Preprint Article Version 1 This version is not peer-reviewed

Attenuated Kinetic and Kinematic Properties During Slow Versus Traditional Velocity Resistance Exercise

Version 1 : Received: 30 October 2018 / Approved: 31 October 2018 / Online: 31 October 2018 (09:01:43 CET)

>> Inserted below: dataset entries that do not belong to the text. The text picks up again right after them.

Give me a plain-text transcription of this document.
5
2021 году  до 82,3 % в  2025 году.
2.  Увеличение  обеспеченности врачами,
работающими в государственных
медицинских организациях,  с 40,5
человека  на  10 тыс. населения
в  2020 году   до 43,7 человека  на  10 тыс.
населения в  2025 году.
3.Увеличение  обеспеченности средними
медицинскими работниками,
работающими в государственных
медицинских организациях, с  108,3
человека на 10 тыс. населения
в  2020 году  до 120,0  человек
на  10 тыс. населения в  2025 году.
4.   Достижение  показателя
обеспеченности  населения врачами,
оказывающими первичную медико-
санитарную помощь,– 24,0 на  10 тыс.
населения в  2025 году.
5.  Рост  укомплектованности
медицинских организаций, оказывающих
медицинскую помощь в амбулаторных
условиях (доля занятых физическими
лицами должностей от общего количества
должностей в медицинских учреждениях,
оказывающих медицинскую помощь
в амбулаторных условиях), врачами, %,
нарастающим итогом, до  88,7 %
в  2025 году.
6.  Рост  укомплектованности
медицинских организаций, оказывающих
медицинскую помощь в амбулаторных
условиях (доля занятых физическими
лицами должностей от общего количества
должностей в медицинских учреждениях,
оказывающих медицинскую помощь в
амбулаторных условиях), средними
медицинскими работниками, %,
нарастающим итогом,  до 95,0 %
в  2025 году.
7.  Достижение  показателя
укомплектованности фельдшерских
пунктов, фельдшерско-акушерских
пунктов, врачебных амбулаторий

How to cite: Dietz, P.; Fry, A.; Herda, T.; Cabarkapa, D.; Lane, M.; Andre, M. Attenuated Kinetic and Kinematic Properties During Slow Versus Traditional Velocity Resistance Exercise. Preprints 2018, 2018100743 (doi: 10.20944/preprints201810.0743.v1). Dietz, P.; Fry, A.; Herda, T.; Cabarkapa, D.; Lane, M.; Andre, M. Attenuated Kinetic and Kinematic Properties During Slow Versus Traditional Velocity Resistance Exercise. Preprints 2018, 2018100743 (doi: 10.20944/preprints201810.0743.v1).

Abstract

Purposely slow velocity resistance exercise (i.e., 10 s concentric and eccentric phases) is a popular training method, but limits the loads that can be lifted (e.g., <50% 1 RM). This study compared the biomechanical properties of purposely slow velocity (SLOW) and traditional resistance exercise (TRAD) that uses maximal lifting velocities. Healthy resistance-trained men (n=5) performed two testing sessions (barbell squat and bench press) in random-order; a SLOW session (1 set x 10 repetitions at 28% 1 RM, 10 s concentric & eccentric), and a TRAD session (3 x 10 at 70% 1 RM, controlled eccentric and maximal concentric). A force plate and linear position transducer were used to collect kinetic and kinematic data for every repetition of both protocols (α = 0.05). For both exercises, both concentric and eccentric mean force (N) and power (W) for each repetition was greater for TRAD. When the entire training session (squat + bench press) was examined, SLOW exhibited greater time under tension, while TRAD produced greater work (J) and impulse (N·s). Contrary to suggestions in both the lay and scientific literature, purposely slow resistance exercise produced less force, power, and work than traditional velocity resistance exercise.